Pada pelatihan tersebut, Staf Yayasan Ayo Indonesia tidak langsung mengajarkan mereka tentang apa itu bisnis dan cara mengembangkan pertanian organik misalnya cara membuat pupuk organik, kegiatan yang bersifat teknis. Fasilitator pelatihan mengajak peserta untuk merefleksi tentang pengelolaan anggaran pendapatan dan belanja keluarga mereka selama setahun.
Dalam refleksi yang bersifat partisipatif ini, mereka bersama-sama mengidentifikasi tentang sumber pendapatan utama mereka dari mana saja, menyimpan uang di Bank atau Koperasi Kredit (CU) dan bagaimana produktivitas dari aset-aset mereka berupa kebun kopi, peternakan, sawah dan potensi lain terkait jumlah lahan tidur yang belum dikerjakan.
Tujuannya adalah untuk mengetahui secara pasti gambaran dari kondisi keuangan keluarga, jumlah pendapatan dan pengeluaran, kemudian sumber-sumber pendapatan potensial yang belum dikelola secara maksimal. Dengan metode ini maka akan diketahui apakah keluarga mengalami surplus atau minus pendapatan selama setahun dan bijaksana dalam mengelola keuangan.
Bagi fasilitator, meningkatkan pengetahuan dan keterampilan teknis dari petani tidak dilihat sebagai hal yang sangat penting dalam pemberdayaan. Tetapi menyakinkan petani tentang alasan kenapa pengetahuan dan keterampilan itu harus dimiliki menjadi mendesak saat itu. Maka metode pelatihan dirubah, dimana refleksi situasi sosial ekonomi lebih dahulu baru mengajarkan hal-hal teknis.

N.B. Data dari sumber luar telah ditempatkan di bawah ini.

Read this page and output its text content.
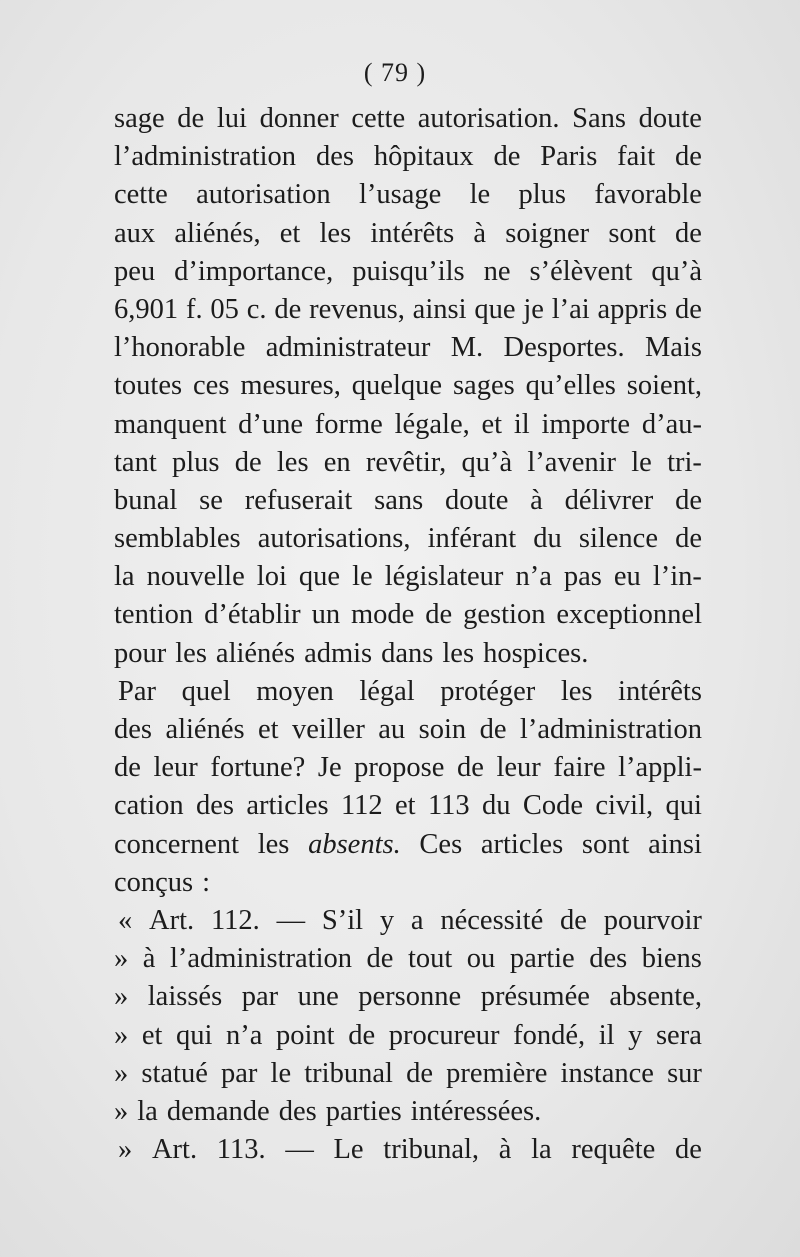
( 79 )
sage de lui donner cette autorisation. Sans doute
l’administration des hôpitaux de Paris fait de
cette autorisation l’usage le plus favorable
aux aliénés, et les intérêts à soigner sont de
peu d’importance, puisqu’ils ne s’élèvent qu’à
6,901 f. 05 c. de revenus, ainsi que je l’ai appris de
l’honorable administrateur M. Desportes. Mais
toutes ces mesures, quelque sages qu’elles soient,
manquent d’une forme légale, et il importe d’au-
tant plus de les en revêtir, qu’à l’avenir le tri-
bunal se refuserait sans doute à délivrer de
semblables autorisations, inférant du silence de
la nouvelle loi que le législateur n’a pas eu l’in-
tention d’établir un mode de gestion exceptionnel
pour les aliénés admis dans les hospices.
Par quel moyen légal protéger les intérêts
des aliénés et veiller au soin de l’administration
de leur fortune? Je propose de leur faire l’appli-
cation des articles 112 et 113 du Code civil, qui
concernent les absents. Ces articles sont ainsi
conçus :
« Art. 112. — S’il y a nécessité de pourvoir
» à l’administration de tout ou partie des biens
» laissés par une personne présumée absente,
» et qui n’a point de procureur fondé, il y sera
» statué par le tribunal de première instance sur
» la demande des parties intéressées.
» Art. 113. — Le tribunal, à la requête de
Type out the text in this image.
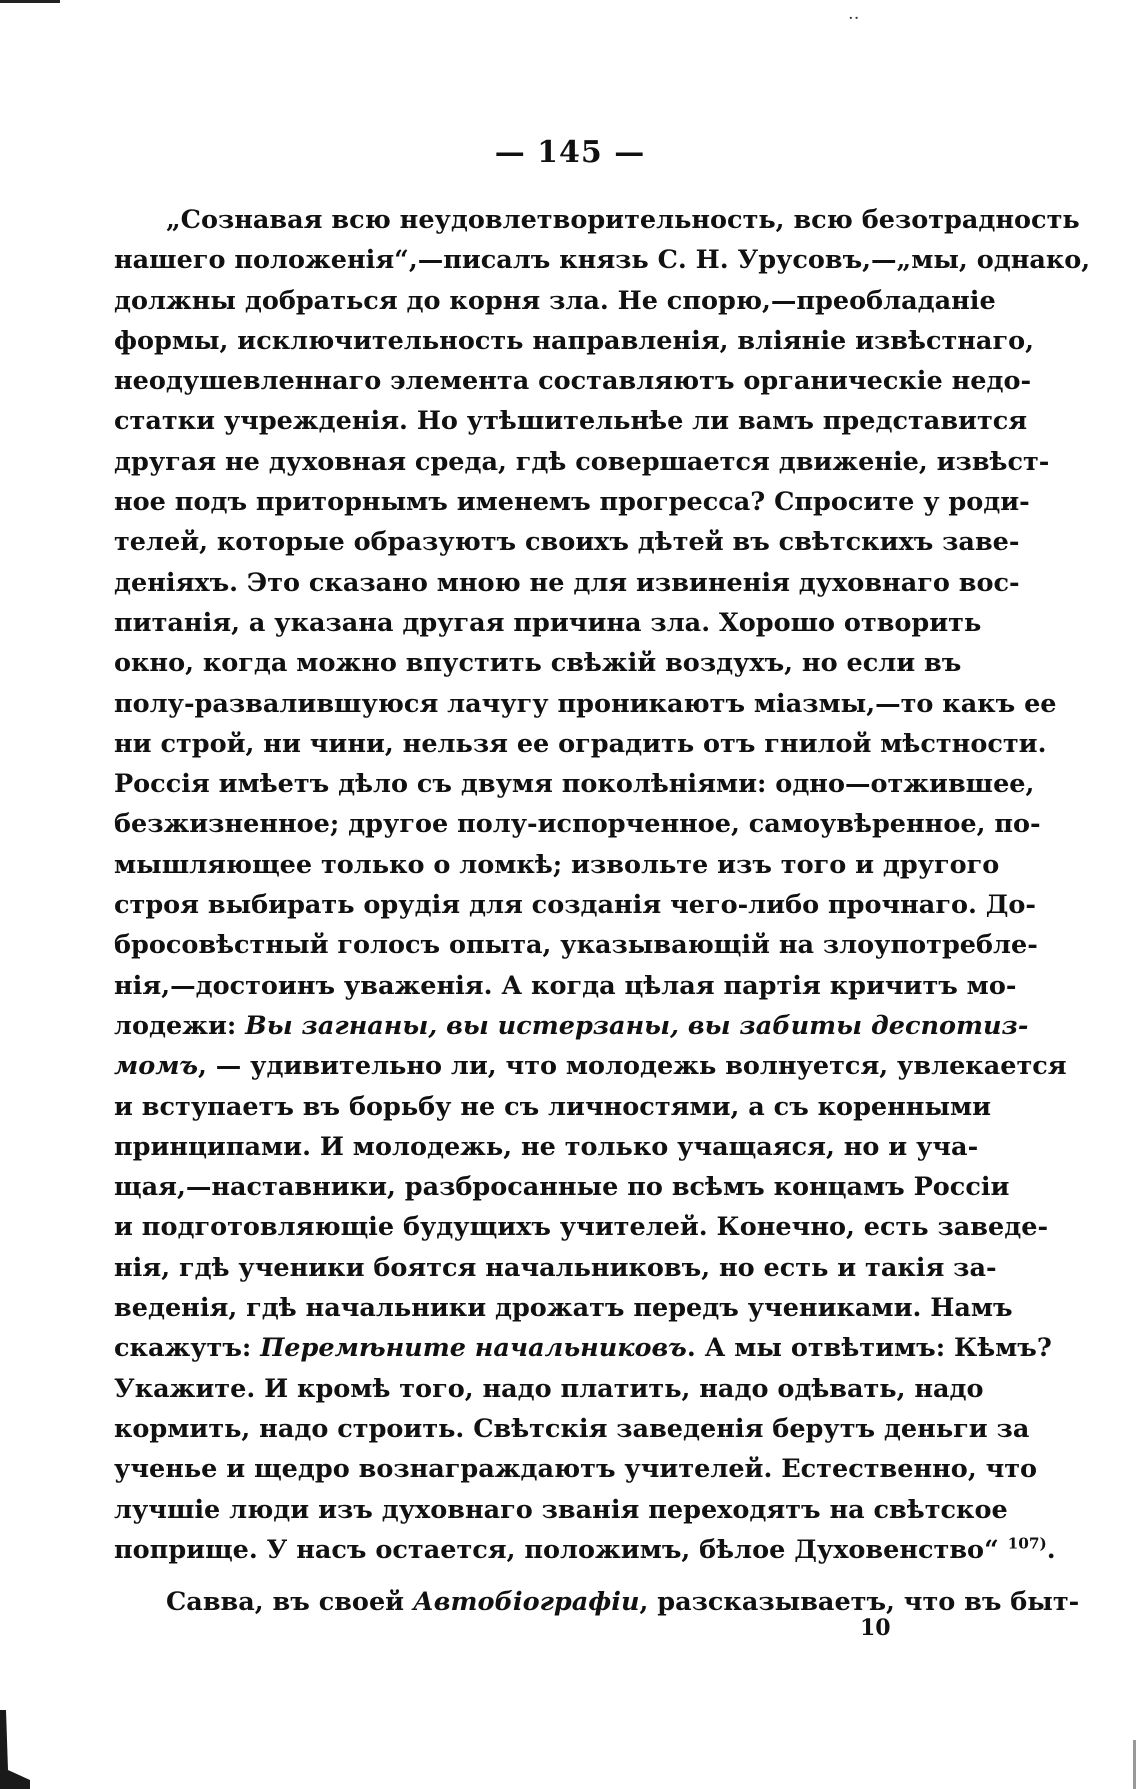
··
— 145 —
„Сознавая всю неудовлетворительность, всю безотрадность
нашего положенія“,—писалъ князь С. Н. Урусовъ,—„мы, однако,
должны добраться до корня зла. Не спорю,—преобладаніе
формы, исключительность направленія, вліяніе извѣстнаго,
неодушевленнаго элемента составляютъ органическіе недо-
статки учрежденія. Но утѣшительнѣе ли вамъ представится
другая не духовная среда, гдѣ совершается движеніе, извѣст-
ное подъ приторнымъ именемъ прогресса? Спросите у роди-
телей, которые образуютъ своихъ дѣтей въ свѣтскихъ заве-
деніяхъ. Это сказано мною не для извиненія духовнаго вос-
питанія, а указана другая причина зла. Хорошо отворить
окно, когда можно впустить свѣжій воздухъ, но если въ
полу-развалившуюся лачугу проникаютъ міазмы,—то какъ ее
ни строй, ни чини, нельзя ее оградить отъ гнилой мѣстности.
Россія имѣетъ дѣло съ двумя поколѣніями: одно—отжившее,
безжизненное; другое полу-испорченное, самоувѣренное, по-
мышляющее только о ломкѣ; извольте изъ того и другого
строя выбирать орудія для созданія чего-либо прочнаго. До-
бросовѣстный голосъ опыта, указывающій на злоупотребле-
нія,—достоинъ уваженія. А когда цѣлая партія кричитъ мо-
лодежи: Вы загнаны, вы истерзаны, вы забиты деспотиз-
момъ, — удивительно ли, что молодежь волнуется, увлекается
и вступаетъ въ борьбу не съ личностями, а съ коренными
принципами. И молодежь, не только учащаяся, но и уча-
щая,—наставники, разбросанные по всѣмъ концамъ Россіи
и подготовляющіе будущихъ учителей. Конечно, есть заведе-
нія, гдѣ ученики боятся начальниковъ, но есть и такія за-
веденія, гдѣ начальники дрожатъ передъ учениками. Намъ
скажутъ: Перемѣните начальниковъ. А мы отвѣтимъ: Кѣмъ?
Укажите. И кромѣ того, надо платить, надо одѣвать, надо
кормить, надо строить. Свѣтскія заведенія берутъ деньги за
ученье и щедро вознаграждаютъ учителей. Естественно, что
лучшіе люди изъ духовнаго званія переходятъ на свѣтское
поприще. У насъ остается, положимъ, бѣлое Духовенство“ $^{107)}$.
Савва, въ своей Автобіографіи, разсказываетъ, что въ быт-
10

Hasil refleksi ini memang di rancang untuk menjadi acuan bagi petani di Kelompok Campe Mose Werong dalam memutuskan mau menanam apa, kapan, dan berapa banyak tanaman yang di tanam serta luasan lahan yang dikelola. Kemudian jika ada uang harus simpanan dimana untuk masa depan keluarga mereka. Sebab alasan kita bertani ataupun berusaha di luar pertanian tentu dimaksudkan untuk memenuhi anggaran belanja dan pendapatan keluarga. Dengan cara demikian, mau tidak mau petani harus berpikir untuk menentukan target dalam bekerja.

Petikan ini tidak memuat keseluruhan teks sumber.